The British and American presence in Afghanistan was triggered by the attacks on the US mainland on 11 September 2001.
The UK, led at the time by Prime Minister Tony Blair, lost 67 people on 9/11, more than any other country apart from the US. In the aftermath of the attack, Tony Blair was vociferous in his support for the United States, gaining considerable popularity there as a result.
It was probable, then, that the UK would participate alongside the United States in any military retaliation against the perpetrators of the attacks on the World Trade Center and the Pentagon.
In terms of its domestic politics, the United States needed to be seen to respond aggressively to the al-Qaeda-led incursions onto its territory. This was not the case in the United Kingdom.
When a Nato force went into Afghanistan in October 2001, the UK contingent was larger than any other, barring the US. At the time there was little domestic opposition in either the United Kingdom or the United States.
The total number in Afghanistan in November 2001, including US and allied troops, was small by today’s levels – a paltry 1,300.
In 2001 Tony Blair explained that the invasion was necessary to eliminate the “terrorist threat” and the heroin supply (Afghanistan supplies 90 per cent of the world’s heroin). “Our aim is to shut down the terrorist network,” he said. Al-Qaeda‘s leader, Osama bin Laden, was thought to have his base somewhere in Afghanistan.

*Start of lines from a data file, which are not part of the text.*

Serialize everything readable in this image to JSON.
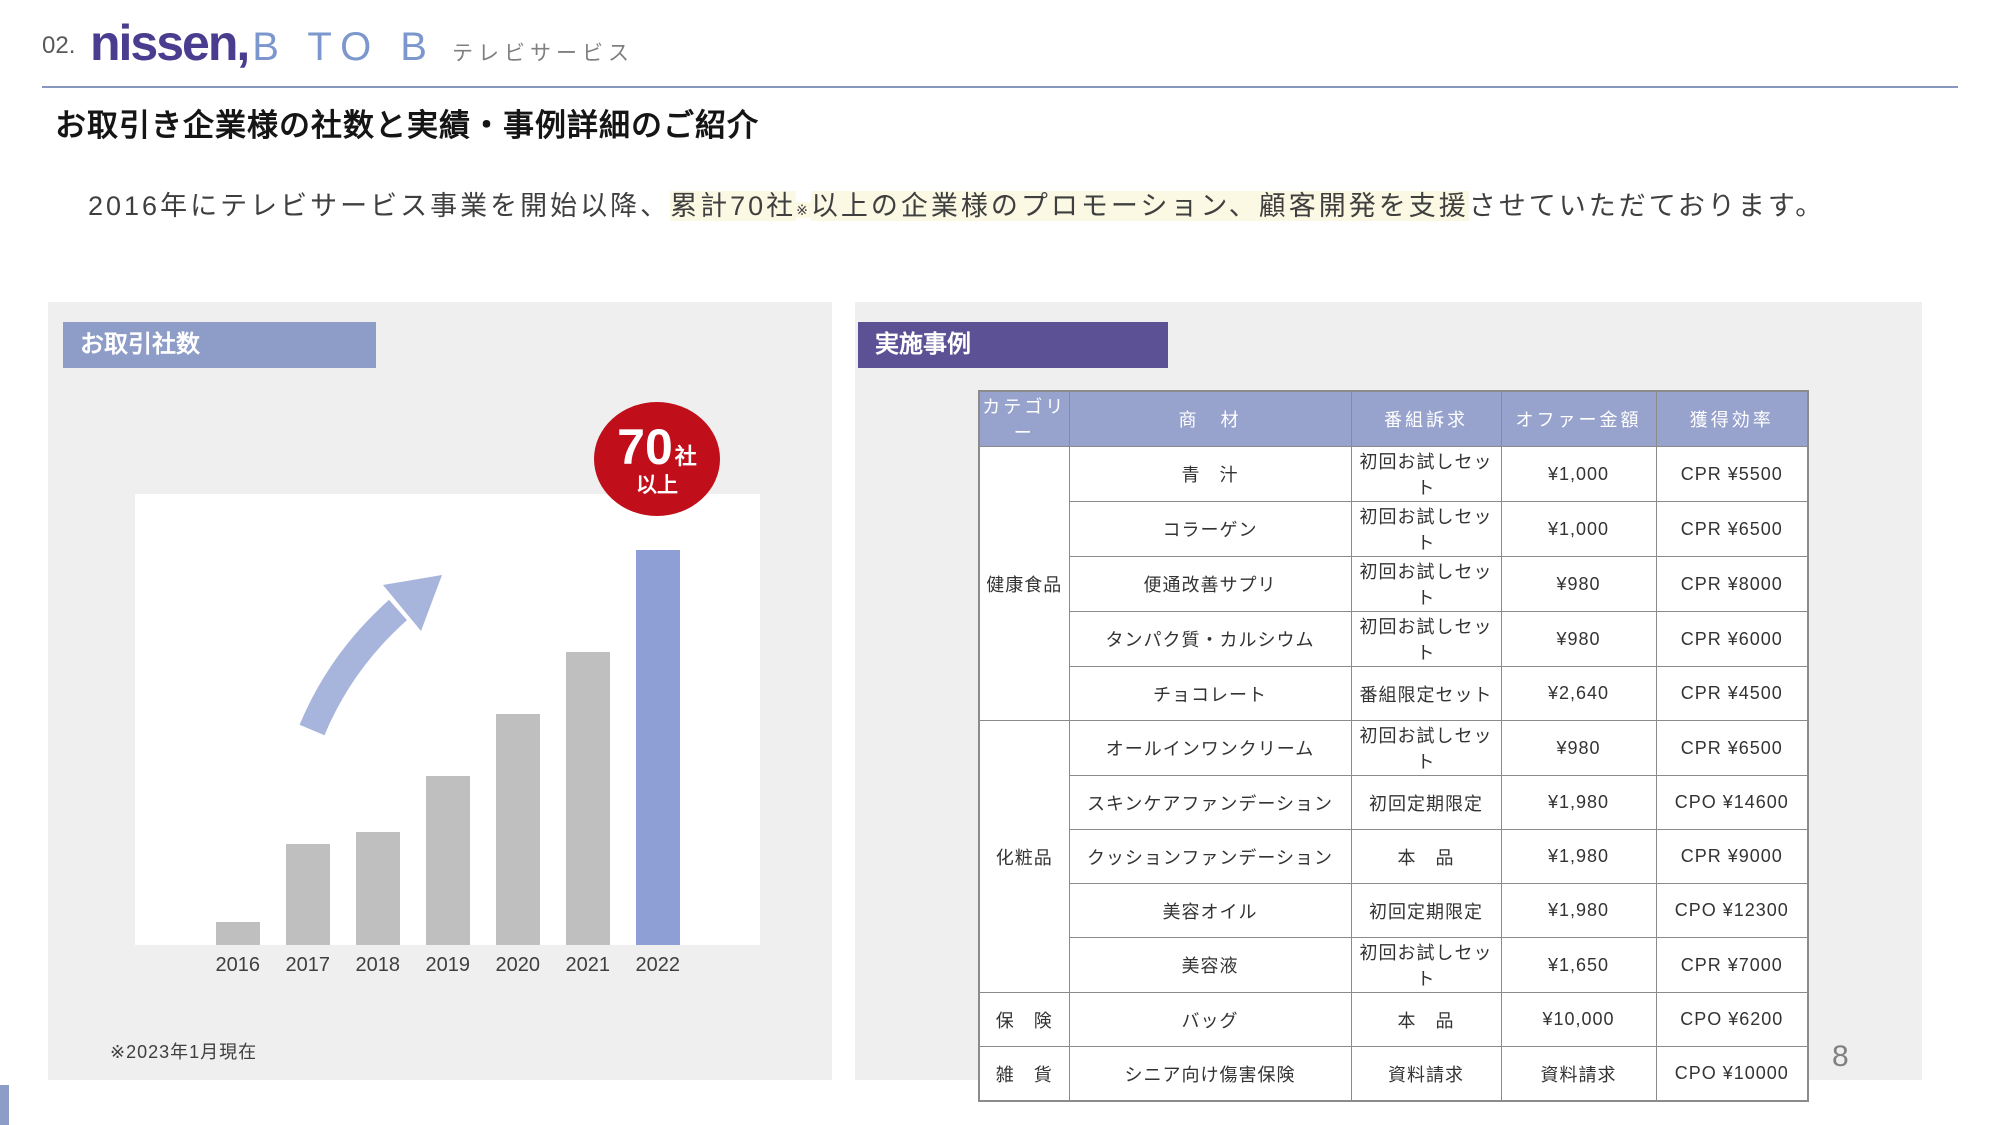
{
  "header": {
    "slide_index": "02.",
    "logo": {
      "brand": "nissen,",
      "sub": "B TO B",
      "service": "テレビサービス"
    }
  },
  "title": "お取引き企業様の社数と実績・事例詳細のご紹介",
  "lead": {
    "pre": "2016年にテレビサービス事業を開始以降、",
    "hl1": "累計70社",
    "note_mark": "※",
    "hl2": "以上の企業様のプロモーション、顧客開発を支援",
    "post": "させていただております。"
  },
  "left_panel": {
    "label": "お取引社数",
    "badge": {
      "number": "70",
      "unit": "社",
      "suffix": "以上"
    },
    "footnote": "※2023年1月現在"
  },
  "right_panel": {
    "label": "実施事例"
  },
  "chart_data": {
    "type": "bar",
    "title": "お取引社数",
    "categories": [
      "2016",
      "2017",
      "2018",
      "2019",
      "2020",
      "2021",
      "2022"
    ],
    "values": [
      4,
      18,
      20,
      30,
      41,
      52,
      70
    ],
    "unit": "社",
    "xlabel": "",
    "ylabel": "",
    "ylim": [
      0,
      80
    ],
    "grid": false,
    "legend": false,
    "highlight_index": 6,
    "bar_color": "#BFBFBF",
    "highlight_color": "#8E9FD5",
    "annotation": "70社以上"
  },
  "table": {
    "headers": [
      "カテゴリー",
      "商　材",
      "番組訴求",
      "オファー金額",
      "獲得効率"
    ],
    "groups": [
      {
        "category": "健康食品",
        "rows": [
          [
            "青　汁",
            "初回お試しセット",
            "¥1,000",
            "CPR ¥5500"
          ],
          [
            "コラーゲン",
            "初回お試しセット",
            "¥1,000",
            "CPR ¥6500"
          ],
          [
            "便通改善サプリ",
            "初回お試しセット",
            "¥980",
            "CPR ¥8000"
          ],
          [
            "タンパク質・カルシウム",
            "初回お試しセット",
            "¥980",
            "CPR ¥6000"
          ],
          [
            "チョコレート",
            "番組限定セット",
            "¥2,640",
            "CPR ¥4500"
          ]
        ]
      },
      {
        "category": "化粧品",
        "rows": [
          [
            "オールインワンクリーム",
            "初回お試しセット",
            "¥980",
            "CPR ¥6500"
          ],
          [
            "スキンケアファンデーション",
            "初回定期限定",
            "¥1,980",
            "CPO ¥14600"
          ],
          [
            "クッションファンデーション",
            "本　品",
            "¥1,980",
            "CPR ¥9000"
          ],
          [
            "美容オイル",
            "初回定期限定",
            "¥1,980",
            "CPO ¥12300"
          ],
          [
            "美容液",
            "初回お試しセット",
            "¥1,650",
            "CPR ¥7000"
          ]
        ]
      },
      {
        "category": "保　険",
        "rows": [
          [
            "バッグ",
            "本　品",
            "¥10,000",
            "CPO ¥6200"
          ]
        ]
      },
      {
        "category": "雑　貨",
        "rows": [
          [
            "シニア向け傷害保険",
            "資料請求",
            "資料請求",
            "CPO ¥10000"
          ]
        ]
      }
    ]
  },
  "page": {
    "number": "8"
  },
  "colors": {
    "periwinkle": "#8E9CC8",
    "table_header": "#98A3CD",
    "purple": "#5D5196",
    "logo_purple": "#4A3D8F",
    "logo_blue": "#7B97CD",
    "badge_red": "#C00E1A",
    "panel_gray": "#EFEFEF",
    "bar_gray": "#BFBFBF",
    "bar_accent": "#8E9FD5",
    "arrow": "#A7B4DC",
    "highlight_yellow": "#FBF8E3",
    "rule_blue": "#8697BE"
  }
}
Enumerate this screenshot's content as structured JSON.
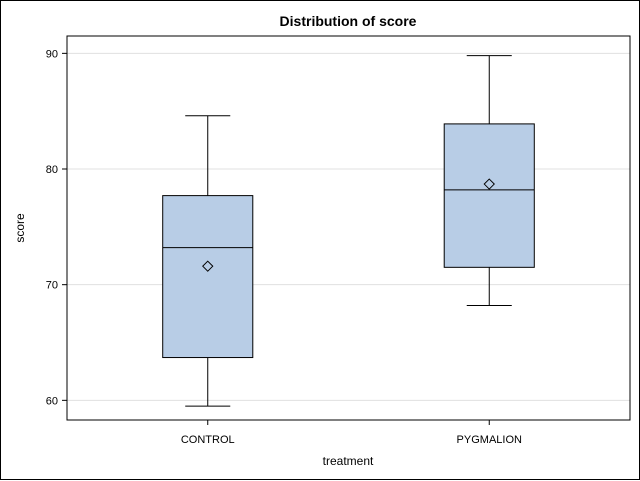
{
  "chart_data": {
    "type": "box",
    "title": "Distribution of score",
    "xlabel": "treatment",
    "ylabel": "score",
    "ylim": [
      58.3,
      91.5
    ],
    "yticks": [
      60,
      70,
      80,
      90
    ],
    "grid": true,
    "categories": [
      "CONTROL",
      "PYGMALION"
    ],
    "boxes": [
      {
        "category": "CONTROL",
        "min": 59.5,
        "q1": 63.7,
        "median": 73.2,
        "q3": 77.7,
        "max": 84.6,
        "mean": 71.6
      },
      {
        "category": "PYGMALION",
        "min": 68.2,
        "q1": 71.5,
        "median": 78.2,
        "q3": 83.9,
        "max": 89.8,
        "mean": 78.7
      }
    ],
    "colors": {
      "box_fill": "#b8cde6",
      "box_stroke": "#000000",
      "grid": "#e0e0e0",
      "plot_border": "#000000"
    },
    "mean_marker": "diamond"
  }
}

By 2004, with both the US and the UK deeply involved in the war in Iraq, Tony Blair refined the argument for a UK presence in Afghanistan, suggesting a terrorist link between Afghanistan and Iraq. Meanwhile, coalition military casualties in Afghanistan between 2001 and 2005 remained at a consistent, low level.
The then British defence secretary, John Reid, appeared in 2006 to evolve the argument for a coalition troop presence in Afghanistan by saying that it was there “to create… a framework of society for Afghanistan institutions”.

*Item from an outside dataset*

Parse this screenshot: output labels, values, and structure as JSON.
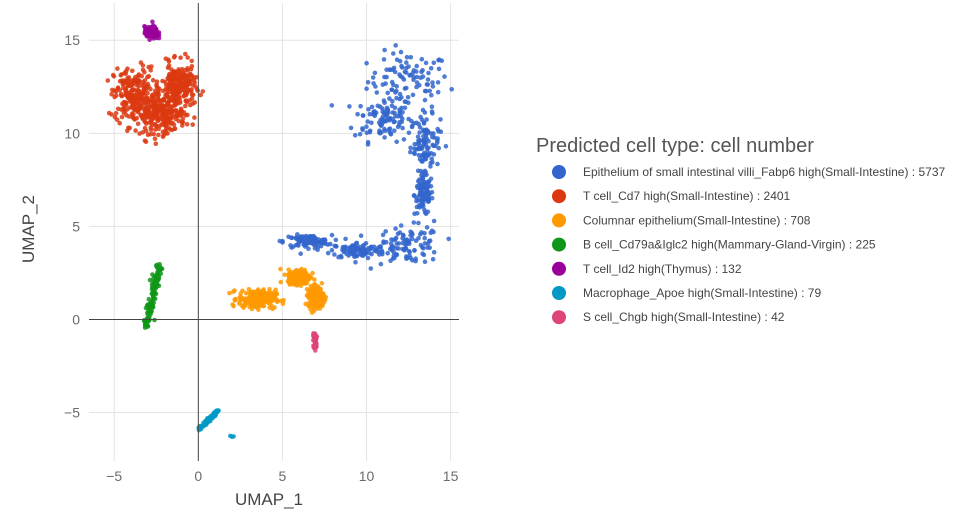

Reid was articulating a view that Afghanistan, which had known conflict on its territory for several decades, could only find peace if a majority of the population bought into what had been, until recently, a failed state.

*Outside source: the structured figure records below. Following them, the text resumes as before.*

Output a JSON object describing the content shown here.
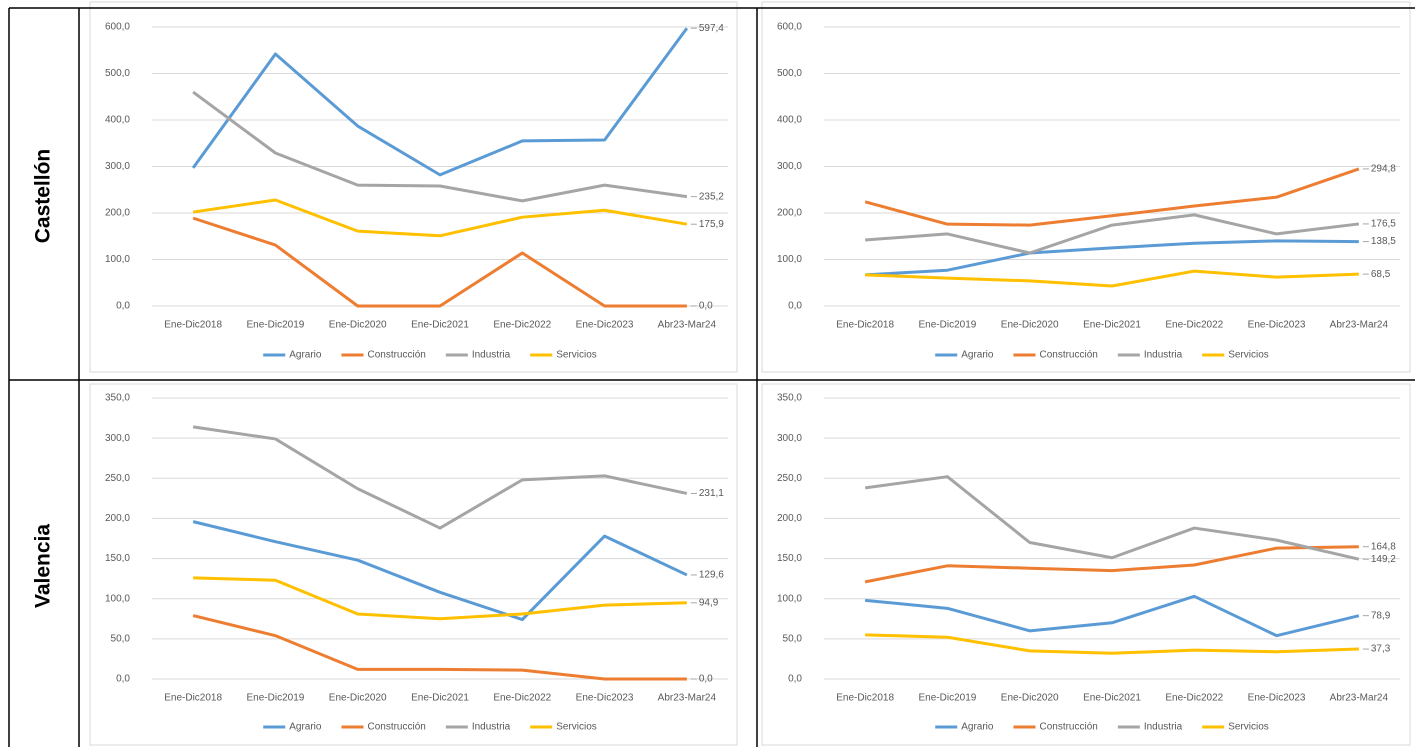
{
  "table": {
    "rows": [
      "Castellón",
      "Valencia"
    ]
  },
  "chart_data": [
    {
      "type": "line",
      "categories": [
        "Ene-Dic2018",
        "Ene-Dic2019",
        "Ene-Dic2020",
        "Ene-Dic2021",
        "Ene-Dic2022",
        "Ene-Dic2023",
        "Abr23-Mar24"
      ],
      "ylim": [
        0,
        600
      ],
      "grid": true,
      "yticks": [
        {
          "value": 0,
          "label": "0,0"
        },
        {
          "value": 100,
          "label": "100,0"
        },
        {
          "value": 200,
          "label": "200,0"
        },
        {
          "value": 300,
          "label": "300,0"
        },
        {
          "value": 400,
          "label": "400,0"
        },
        {
          "value": 500,
          "label": "500,0"
        },
        {
          "value": 600,
          "label": "600,0"
        }
      ],
      "series": [
        {
          "name": "Agrario",
          "color": "#5b9bd5",
          "values": [
            297,
            542,
            387,
            282,
            355,
            357,
            597.4
          ],
          "value_labels": [
            null,
            null,
            null,
            null,
            null,
            null,
            "597,4"
          ]
        },
        {
          "name": "Construcción",
          "color": "#ed7d31",
          "values": [
            189,
            131,
            0,
            0,
            114,
            0,
            0.0
          ],
          "value_labels": [
            null,
            null,
            null,
            null,
            null,
            null,
            "0,0"
          ]
        },
        {
          "name": "Industria",
          "color": "#a5a5a5",
          "values": [
            460,
            329,
            260,
            258,
            226,
            260,
            235.2
          ],
          "value_labels": [
            null,
            null,
            null,
            null,
            null,
            null,
            "235,2"
          ]
        },
        {
          "name": "Servicios",
          "color": "#ffc000",
          "values": [
            202,
            228,
            161,
            151,
            191,
            206,
            175.9
          ],
          "value_labels": [
            null,
            null,
            null,
            null,
            null,
            null,
            "175,9"
          ]
        }
      ]
    },
    {
      "type": "line",
      "categories": [
        "Ene-Dic2018",
        "Ene-Dic2019",
        "Ene-Dic2020",
        "Ene-Dic2021",
        "Ene-Dic2022",
        "Ene-Dic2023",
        "Abr23-Mar24"
      ],
      "ylim": [
        0,
        600
      ],
      "grid": true,
      "yticks": [
        {
          "value": 0,
          "label": "0,0"
        },
        {
          "value": 100,
          "label": "100,0"
        },
        {
          "value": 200,
          "label": "200,0"
        },
        {
          "value": 300,
          "label": "300,0"
        },
        {
          "value": 400,
          "label": "400,0"
        },
        {
          "value": 500,
          "label": "500,0"
        },
        {
          "value": 600,
          "label": "600,0"
        }
      ],
      "series": [
        {
          "name": "Agrario",
          "color": "#5b9bd5",
          "values": [
            67,
            77,
            114,
            125,
            135,
            140,
            138.5
          ],
          "value_labels": [
            null,
            null,
            null,
            null,
            null,
            null,
            "138,5"
          ]
        },
        {
          "name": "Construcción",
          "color": "#ed7d31",
          "values": [
            224,
            176,
            174,
            194,
            215,
            234,
            294.8
          ],
          "value_labels": [
            null,
            null,
            null,
            null,
            null,
            null,
            "294,8"
          ]
        },
        {
          "name": "Industria",
          "color": "#a5a5a5",
          "values": [
            142,
            155,
            114,
            174,
            196,
            155,
            176.5
          ],
          "value_labels": [
            null,
            null,
            null,
            null,
            null,
            null,
            "176,5"
          ]
        },
        {
          "name": "Servicios",
          "color": "#ffc000",
          "values": [
            67,
            60,
            54,
            43,
            75,
            62,
            68.5
          ],
          "value_labels": [
            null,
            null,
            null,
            null,
            null,
            null,
            "68,5"
          ]
        }
      ]
    },
    {
      "type": "line",
      "categories": [
        "Ene-Dic2018",
        "Ene-Dic2019",
        "Ene-Dic2020",
        "Ene-Dic2021",
        "Ene-Dic2022",
        "Ene-Dic2023",
        "Abr23-Mar24"
      ],
      "ylim": [
        0,
        350
      ],
      "grid": true,
      "yticks": [
        {
          "value": 0,
          "label": "0,0"
        },
        {
          "value": 50,
          "label": "50,0"
        },
        {
          "value": 100,
          "label": "100,0"
        },
        {
          "value": 150,
          "label": "150,0"
        },
        {
          "value": 200,
          "label": "200,0"
        },
        {
          "value": 250,
          "label": "250,0"
        },
        {
          "value": 300,
          "label": "300,0"
        },
        {
          "value": 350,
          "label": "350,0"
        }
      ],
      "series": [
        {
          "name": "Agrario",
          "color": "#5b9bd5",
          "values": [
            196,
            171,
            148,
            108,
            74,
            178,
            129.6
          ],
          "value_labels": [
            null,
            null,
            null,
            null,
            null,
            null,
            "129,6"
          ]
        },
        {
          "name": "Construcción",
          "color": "#ed7d31",
          "values": [
            79,
            54,
            12,
            12,
            11,
            0,
            0.0
          ],
          "value_labels": [
            null,
            null,
            null,
            null,
            null,
            null,
            "0,0"
          ]
        },
        {
          "name": "Industria",
          "color": "#a5a5a5",
          "values": [
            314,
            299,
            237,
            188,
            248,
            253,
            231.1
          ],
          "value_labels": [
            null,
            null,
            null,
            null,
            null,
            null,
            "231,1"
          ]
        },
        {
          "name": "Servicios",
          "color": "#ffc000",
          "values": [
            126,
            123,
            81,
            75,
            81,
            92,
            94.9
          ],
          "value_labels": [
            null,
            null,
            null,
            null,
            null,
            null,
            "94,9"
          ]
        }
      ]
    },
    {
      "type": "line",
      "categories": [
        "Ene-Dic2018",
        "Ene-Dic2019",
        "Ene-Dic2020",
        "Ene-Dic2021",
        "Ene-Dic2022",
        "Ene-Dic2023",
        "Abr23-Mar24"
      ],
      "ylim": [
        0,
        350
      ],
      "grid": true,
      "yticks": [
        {
          "value": 0,
          "label": "0,0"
        },
        {
          "value": 50,
          "label": "50,0"
        },
        {
          "value": 100,
          "label": "100,0"
        },
        {
          "value": 150,
          "label": "150,0"
        },
        {
          "value": 200,
          "label": "200,0"
        },
        {
          "value": 250,
          "label": "250,0"
        },
        {
          "value": 300,
          "label": "300,0"
        },
        {
          "value": 350,
          "label": "350,0"
        }
      ],
      "series": [
        {
          "name": "Agrario",
          "color": "#5b9bd5",
          "values": [
            98,
            88,
            60,
            70,
            103,
            54,
            78.9
          ],
          "value_labels": [
            null,
            null,
            null,
            null,
            null,
            null,
            "78,9"
          ]
        },
        {
          "name": "Construcción",
          "color": "#ed7d31",
          "values": [
            121,
            141,
            138,
            135,
            142,
            163,
            164.8
          ],
          "value_labels": [
            null,
            null,
            null,
            null,
            null,
            null,
            "164,8"
          ]
        },
        {
          "name": "Industria",
          "color": "#a5a5a5",
          "values": [
            238,
            252,
            170,
            151,
            188,
            173,
            149.2
          ],
          "value_labels": [
            null,
            null,
            null,
            null,
            null,
            null,
            "149,2"
          ]
        },
        {
          "name": "Servicios",
          "color": "#ffc000",
          "values": [
            55,
            52,
            35,
            32,
            36,
            34,
            37.3
          ],
          "value_labels": [
            null,
            null,
            null,
            null,
            null,
            null,
            "37,3"
          ]
        }
      ]
    }
  ]
}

And in geopolitical terms, a more stable Afghanistan might be less inviting to the many militant Muslims based in and around towns in northern Pakistan.
By 2009 Britain’s justification for having what was by now a sizeable force in the country – over 9,000 – appeared to have come full circle, with Defence Secretary Bob Ainsworth explaining that we were there “as a result of our assessment of the terrorist threat facing Britain”.
In February 2011, the Conservative prime minister, David Cameron, reiterated the view that the UK was in Afghanistan to stop the flow of terrorists, including British citizens, from training camps inside the country.
He rejected the idea that Britain was there as “some neo-colonial attempt to change that country”. Instead, he wanted a country “that is able to take control of its own security and its own safety… An Afghanistan to be run by the Afghans, for the Afghans.”
The Ministry of Defence website says it is expected that foreign troops will no longer be needed on the frontline by 2015, when “Afghanistan can stand up to terrorism itself and offer its people hope for the future”.